According to the CME FedWatch tool, 31% of economists expect a 50-basis-point (bps) interest rate cut in September, while the rest predict a 25-bps drop to 5.00%-5.25%. The probability of a substantial rate drop has decreased from 36% a week ago, particularly after the revised Q2 GDP estimate suggested that the US economy grew at a quicker rate of 3%.Based on the preliminary assumption of 2.8%.
Investors will focus on August’s US NFP data.
Investors focus on the US S&P Global and ISM Manufacturing Purchasing Managers’ Index (PMI) data for August. Which will be release at 13:45 and 14:00 GMT, respectively. The S&P Global PMI, which is a final estimate, to be 48.0, consistent with the flash estimate.
Meanwhile, the ISM report expected to reveal that manufacturing activity contracted at a slower rate, with the PMI rising to 47.5 from 46.8 in the previous edition.
Daily Market movers: EURUSD falls as ECB prepares to slash interest rates again.
EURUSD falls to around 1.1050 during European trading hours. The key currency pair is under tremendous pressure as the Euro is on the back. Interest rate cuts by the European Central Bank (ECB) widely expected this month. This would be the ECB’s second interest rate drop since shifting to policy normalization in June, with officials remaining convinced that price pressures will return to the bank’s target of 2% by 2025.
Market anticipation about ECB interest rate cuts in September has increased as Eurozone pricing pressures have slowed dramatically and signals of a potential recession in Germany have grown. The eurozone’s headline inflation fell to 2.2% in August, owing to a strong drop in energy prices.

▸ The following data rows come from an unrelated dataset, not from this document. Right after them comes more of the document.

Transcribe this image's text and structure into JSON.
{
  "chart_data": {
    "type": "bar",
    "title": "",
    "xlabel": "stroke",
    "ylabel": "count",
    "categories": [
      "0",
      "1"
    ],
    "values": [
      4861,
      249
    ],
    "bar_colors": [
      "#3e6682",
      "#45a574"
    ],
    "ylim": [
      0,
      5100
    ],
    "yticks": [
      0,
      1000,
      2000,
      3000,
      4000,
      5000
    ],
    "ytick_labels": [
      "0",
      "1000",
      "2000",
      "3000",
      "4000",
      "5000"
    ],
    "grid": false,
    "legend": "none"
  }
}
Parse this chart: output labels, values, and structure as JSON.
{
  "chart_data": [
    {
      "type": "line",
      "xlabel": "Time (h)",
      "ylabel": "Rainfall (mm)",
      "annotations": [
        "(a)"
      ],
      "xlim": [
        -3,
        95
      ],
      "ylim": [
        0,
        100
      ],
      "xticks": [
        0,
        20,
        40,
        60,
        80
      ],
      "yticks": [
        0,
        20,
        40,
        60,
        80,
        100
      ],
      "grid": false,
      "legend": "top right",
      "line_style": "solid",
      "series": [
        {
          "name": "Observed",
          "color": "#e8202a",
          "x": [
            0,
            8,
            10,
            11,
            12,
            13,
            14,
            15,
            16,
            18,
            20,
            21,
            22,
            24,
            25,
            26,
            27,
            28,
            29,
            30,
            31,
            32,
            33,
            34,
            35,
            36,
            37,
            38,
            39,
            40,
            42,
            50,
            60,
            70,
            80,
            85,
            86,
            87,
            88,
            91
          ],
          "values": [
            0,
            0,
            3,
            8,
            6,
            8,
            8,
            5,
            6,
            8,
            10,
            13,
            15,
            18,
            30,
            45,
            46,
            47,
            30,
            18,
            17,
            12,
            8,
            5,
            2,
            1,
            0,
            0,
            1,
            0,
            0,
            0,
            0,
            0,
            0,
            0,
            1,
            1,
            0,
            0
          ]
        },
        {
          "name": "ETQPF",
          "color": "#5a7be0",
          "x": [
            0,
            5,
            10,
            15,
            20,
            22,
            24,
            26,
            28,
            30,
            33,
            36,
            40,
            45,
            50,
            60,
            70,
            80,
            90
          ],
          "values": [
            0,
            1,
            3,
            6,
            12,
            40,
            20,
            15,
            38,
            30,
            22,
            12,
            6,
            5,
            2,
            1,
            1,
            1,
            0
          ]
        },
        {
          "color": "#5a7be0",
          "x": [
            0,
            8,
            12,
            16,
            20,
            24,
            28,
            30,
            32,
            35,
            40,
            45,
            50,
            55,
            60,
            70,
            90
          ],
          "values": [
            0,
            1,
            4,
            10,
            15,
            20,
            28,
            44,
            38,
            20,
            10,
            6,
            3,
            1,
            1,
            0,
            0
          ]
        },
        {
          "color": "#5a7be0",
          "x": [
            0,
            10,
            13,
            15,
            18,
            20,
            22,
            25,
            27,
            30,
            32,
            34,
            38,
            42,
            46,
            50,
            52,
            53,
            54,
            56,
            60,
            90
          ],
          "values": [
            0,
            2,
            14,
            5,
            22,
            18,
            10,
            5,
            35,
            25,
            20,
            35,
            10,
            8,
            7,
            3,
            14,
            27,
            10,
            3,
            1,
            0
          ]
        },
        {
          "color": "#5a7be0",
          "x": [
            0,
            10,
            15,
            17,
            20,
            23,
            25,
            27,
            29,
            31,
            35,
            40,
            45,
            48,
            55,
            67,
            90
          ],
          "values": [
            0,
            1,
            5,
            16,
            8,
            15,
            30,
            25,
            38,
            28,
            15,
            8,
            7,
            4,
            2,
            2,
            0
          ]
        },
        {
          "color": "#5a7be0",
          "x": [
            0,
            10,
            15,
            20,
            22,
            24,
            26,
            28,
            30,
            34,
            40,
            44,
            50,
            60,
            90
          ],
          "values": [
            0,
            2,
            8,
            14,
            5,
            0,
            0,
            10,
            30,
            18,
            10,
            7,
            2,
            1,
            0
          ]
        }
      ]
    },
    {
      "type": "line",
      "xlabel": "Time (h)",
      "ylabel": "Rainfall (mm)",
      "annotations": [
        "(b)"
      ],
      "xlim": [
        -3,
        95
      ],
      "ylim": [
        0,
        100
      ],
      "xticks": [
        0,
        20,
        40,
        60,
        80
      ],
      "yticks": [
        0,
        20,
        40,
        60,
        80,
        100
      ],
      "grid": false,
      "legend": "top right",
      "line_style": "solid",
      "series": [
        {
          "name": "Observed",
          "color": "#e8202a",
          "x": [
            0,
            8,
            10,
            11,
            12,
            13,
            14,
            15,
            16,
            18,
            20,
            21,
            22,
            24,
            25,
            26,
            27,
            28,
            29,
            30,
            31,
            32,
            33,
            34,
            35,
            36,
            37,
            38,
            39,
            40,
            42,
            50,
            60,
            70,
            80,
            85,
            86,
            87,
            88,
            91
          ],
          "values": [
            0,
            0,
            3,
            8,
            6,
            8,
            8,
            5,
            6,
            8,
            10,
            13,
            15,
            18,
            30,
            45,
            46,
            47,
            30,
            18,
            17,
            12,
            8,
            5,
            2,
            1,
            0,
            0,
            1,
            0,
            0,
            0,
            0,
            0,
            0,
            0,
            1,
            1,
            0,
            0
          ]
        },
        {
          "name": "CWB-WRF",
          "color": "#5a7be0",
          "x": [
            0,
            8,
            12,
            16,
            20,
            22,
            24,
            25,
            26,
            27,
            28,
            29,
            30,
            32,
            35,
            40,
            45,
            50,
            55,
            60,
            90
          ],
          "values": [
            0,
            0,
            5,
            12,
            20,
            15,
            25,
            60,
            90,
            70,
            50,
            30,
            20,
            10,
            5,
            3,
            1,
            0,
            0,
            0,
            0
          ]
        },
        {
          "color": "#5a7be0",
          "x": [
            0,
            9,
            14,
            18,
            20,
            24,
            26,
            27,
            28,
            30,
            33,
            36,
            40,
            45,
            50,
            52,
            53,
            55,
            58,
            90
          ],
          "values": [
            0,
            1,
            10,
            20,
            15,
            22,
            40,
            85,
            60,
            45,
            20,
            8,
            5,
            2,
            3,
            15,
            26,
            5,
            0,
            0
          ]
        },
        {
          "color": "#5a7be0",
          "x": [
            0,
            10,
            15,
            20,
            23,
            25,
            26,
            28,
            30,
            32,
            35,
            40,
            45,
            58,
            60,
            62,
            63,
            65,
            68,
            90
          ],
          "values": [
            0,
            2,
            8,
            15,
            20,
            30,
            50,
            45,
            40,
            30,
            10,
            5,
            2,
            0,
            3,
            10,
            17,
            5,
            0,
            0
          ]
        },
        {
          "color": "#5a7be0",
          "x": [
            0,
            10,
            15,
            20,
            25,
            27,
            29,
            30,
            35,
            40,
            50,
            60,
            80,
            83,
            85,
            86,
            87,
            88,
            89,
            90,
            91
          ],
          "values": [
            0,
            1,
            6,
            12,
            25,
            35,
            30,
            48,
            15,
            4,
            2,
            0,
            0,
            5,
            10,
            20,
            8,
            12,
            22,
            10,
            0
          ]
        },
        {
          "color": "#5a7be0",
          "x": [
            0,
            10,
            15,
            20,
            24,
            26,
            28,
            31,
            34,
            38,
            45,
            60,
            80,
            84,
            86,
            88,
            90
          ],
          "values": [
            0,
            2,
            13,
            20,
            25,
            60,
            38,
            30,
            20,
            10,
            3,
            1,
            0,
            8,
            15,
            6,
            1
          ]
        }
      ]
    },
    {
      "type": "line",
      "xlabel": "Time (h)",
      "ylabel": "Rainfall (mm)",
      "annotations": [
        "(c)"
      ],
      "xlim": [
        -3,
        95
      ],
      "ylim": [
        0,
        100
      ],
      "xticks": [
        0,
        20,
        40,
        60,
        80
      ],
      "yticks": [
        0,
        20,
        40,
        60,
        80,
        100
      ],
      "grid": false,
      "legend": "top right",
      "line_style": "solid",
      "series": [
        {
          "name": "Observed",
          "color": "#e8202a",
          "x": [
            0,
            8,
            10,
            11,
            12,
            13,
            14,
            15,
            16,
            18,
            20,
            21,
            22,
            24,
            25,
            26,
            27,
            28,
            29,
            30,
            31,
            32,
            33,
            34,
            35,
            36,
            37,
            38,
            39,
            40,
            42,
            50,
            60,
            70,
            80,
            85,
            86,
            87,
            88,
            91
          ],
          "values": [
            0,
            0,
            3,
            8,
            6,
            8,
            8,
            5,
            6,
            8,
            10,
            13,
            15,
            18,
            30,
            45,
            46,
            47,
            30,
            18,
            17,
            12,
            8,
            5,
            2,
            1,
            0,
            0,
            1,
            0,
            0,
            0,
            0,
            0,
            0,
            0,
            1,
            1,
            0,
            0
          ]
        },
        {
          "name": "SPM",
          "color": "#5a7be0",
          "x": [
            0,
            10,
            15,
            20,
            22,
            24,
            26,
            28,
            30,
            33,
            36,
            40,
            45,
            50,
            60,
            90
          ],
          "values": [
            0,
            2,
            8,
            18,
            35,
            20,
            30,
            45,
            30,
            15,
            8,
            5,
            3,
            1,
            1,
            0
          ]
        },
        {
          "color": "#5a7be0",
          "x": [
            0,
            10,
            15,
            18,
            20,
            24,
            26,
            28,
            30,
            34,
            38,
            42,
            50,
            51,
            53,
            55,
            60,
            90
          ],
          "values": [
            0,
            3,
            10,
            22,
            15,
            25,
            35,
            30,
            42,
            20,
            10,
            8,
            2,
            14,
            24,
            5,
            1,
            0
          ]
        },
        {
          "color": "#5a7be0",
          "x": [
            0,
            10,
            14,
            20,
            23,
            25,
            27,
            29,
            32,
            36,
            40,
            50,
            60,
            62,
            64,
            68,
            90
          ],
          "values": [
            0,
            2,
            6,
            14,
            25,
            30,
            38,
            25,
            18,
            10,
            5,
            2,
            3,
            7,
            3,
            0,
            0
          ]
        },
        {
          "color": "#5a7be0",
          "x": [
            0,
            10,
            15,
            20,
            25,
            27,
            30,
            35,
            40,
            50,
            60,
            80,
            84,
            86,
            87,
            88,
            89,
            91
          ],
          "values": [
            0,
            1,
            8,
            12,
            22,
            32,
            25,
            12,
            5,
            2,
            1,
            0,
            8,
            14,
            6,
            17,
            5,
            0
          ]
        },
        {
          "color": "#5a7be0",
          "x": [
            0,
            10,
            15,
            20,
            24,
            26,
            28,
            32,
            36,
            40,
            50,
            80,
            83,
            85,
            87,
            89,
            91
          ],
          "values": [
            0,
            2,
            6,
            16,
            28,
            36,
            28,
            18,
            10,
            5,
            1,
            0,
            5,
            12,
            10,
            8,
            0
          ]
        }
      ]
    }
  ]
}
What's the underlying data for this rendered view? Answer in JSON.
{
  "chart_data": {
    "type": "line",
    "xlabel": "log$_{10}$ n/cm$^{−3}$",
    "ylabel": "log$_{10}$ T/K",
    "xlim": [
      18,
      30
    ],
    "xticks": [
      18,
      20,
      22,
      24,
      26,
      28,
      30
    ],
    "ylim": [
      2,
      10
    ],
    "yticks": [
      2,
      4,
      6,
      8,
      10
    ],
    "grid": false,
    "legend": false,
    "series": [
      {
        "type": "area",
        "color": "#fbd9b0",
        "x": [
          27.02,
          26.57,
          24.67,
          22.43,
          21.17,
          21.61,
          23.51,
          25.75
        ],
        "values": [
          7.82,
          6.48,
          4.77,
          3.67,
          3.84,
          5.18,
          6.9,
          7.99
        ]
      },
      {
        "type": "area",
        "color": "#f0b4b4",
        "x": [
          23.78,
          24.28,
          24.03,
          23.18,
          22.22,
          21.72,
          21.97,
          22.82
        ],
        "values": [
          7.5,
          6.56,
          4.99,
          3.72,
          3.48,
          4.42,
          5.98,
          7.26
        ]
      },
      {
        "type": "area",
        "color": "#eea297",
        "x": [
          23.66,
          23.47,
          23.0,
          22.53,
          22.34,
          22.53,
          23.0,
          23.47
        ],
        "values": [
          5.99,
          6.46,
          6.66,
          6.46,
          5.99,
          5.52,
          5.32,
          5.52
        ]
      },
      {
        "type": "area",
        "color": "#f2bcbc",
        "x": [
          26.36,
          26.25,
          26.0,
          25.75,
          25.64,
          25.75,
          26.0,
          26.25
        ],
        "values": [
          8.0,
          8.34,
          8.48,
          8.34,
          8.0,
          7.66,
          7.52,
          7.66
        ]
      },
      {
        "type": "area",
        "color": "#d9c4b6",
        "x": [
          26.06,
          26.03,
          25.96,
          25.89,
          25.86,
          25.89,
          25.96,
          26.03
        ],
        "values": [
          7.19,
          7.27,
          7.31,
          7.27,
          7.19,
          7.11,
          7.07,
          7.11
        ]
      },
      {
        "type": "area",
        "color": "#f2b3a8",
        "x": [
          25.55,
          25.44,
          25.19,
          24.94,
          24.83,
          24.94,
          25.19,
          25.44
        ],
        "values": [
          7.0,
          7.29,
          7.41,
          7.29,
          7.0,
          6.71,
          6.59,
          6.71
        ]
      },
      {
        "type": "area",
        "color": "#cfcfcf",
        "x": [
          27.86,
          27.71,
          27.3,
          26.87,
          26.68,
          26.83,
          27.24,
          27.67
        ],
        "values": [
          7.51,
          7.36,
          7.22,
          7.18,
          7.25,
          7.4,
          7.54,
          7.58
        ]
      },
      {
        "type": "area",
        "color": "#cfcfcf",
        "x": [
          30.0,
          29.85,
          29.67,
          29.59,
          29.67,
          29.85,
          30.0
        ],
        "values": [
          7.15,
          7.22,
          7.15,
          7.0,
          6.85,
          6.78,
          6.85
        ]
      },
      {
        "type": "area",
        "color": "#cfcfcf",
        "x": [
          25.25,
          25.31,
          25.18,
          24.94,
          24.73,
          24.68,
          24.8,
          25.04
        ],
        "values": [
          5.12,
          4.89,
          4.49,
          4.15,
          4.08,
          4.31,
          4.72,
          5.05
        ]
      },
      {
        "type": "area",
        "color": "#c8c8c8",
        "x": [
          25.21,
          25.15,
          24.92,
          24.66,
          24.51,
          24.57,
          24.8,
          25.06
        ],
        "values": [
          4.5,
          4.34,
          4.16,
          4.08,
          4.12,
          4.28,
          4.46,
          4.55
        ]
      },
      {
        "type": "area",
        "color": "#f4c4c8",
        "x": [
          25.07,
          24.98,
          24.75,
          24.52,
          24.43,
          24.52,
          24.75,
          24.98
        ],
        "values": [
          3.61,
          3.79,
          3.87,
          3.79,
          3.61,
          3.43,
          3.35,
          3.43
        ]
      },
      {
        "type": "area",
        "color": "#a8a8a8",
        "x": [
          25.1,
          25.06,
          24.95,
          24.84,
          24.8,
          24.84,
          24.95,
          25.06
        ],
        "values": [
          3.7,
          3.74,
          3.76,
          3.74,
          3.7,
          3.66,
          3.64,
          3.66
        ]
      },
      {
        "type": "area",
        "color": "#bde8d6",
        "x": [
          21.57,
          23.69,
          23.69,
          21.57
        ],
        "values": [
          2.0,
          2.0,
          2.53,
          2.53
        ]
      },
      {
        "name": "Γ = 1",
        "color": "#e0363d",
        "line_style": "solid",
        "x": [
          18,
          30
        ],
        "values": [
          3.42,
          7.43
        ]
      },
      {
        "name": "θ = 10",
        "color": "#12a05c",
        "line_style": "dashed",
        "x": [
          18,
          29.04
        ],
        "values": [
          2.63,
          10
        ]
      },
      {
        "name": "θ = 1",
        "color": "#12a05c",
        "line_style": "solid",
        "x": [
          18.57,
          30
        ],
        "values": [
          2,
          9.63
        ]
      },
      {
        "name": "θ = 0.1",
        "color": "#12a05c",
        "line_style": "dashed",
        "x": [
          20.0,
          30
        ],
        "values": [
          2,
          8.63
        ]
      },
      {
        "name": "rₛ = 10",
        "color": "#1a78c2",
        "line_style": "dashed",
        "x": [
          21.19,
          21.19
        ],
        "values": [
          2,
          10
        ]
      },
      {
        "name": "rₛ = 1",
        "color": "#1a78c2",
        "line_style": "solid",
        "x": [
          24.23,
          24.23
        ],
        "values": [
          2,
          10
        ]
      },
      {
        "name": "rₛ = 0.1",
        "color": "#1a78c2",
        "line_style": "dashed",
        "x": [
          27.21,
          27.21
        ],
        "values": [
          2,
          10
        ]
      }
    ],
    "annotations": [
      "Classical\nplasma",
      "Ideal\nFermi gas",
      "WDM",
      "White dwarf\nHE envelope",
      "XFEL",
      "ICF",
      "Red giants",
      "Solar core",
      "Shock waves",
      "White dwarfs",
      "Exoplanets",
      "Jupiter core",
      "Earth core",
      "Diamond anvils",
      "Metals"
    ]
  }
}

The German economy contracted in the second quarter and anticipate to struggle in the coming months due to low demand in both local and international markets.
Meanwhile, European Central Bank policymakers also satisfied with market estimates for September rate decreases. On Friday, French magazine Le Point quoted Bank of France Governor Francois Villeroy de Galhau as saying that “it would be fair and wise to decide in favor of a new rate cut.” According to Reuters, Villeroy stated, “Unfortunately, our growth remains too weak,” and that “the balance of risks in Europe must still be monitored.”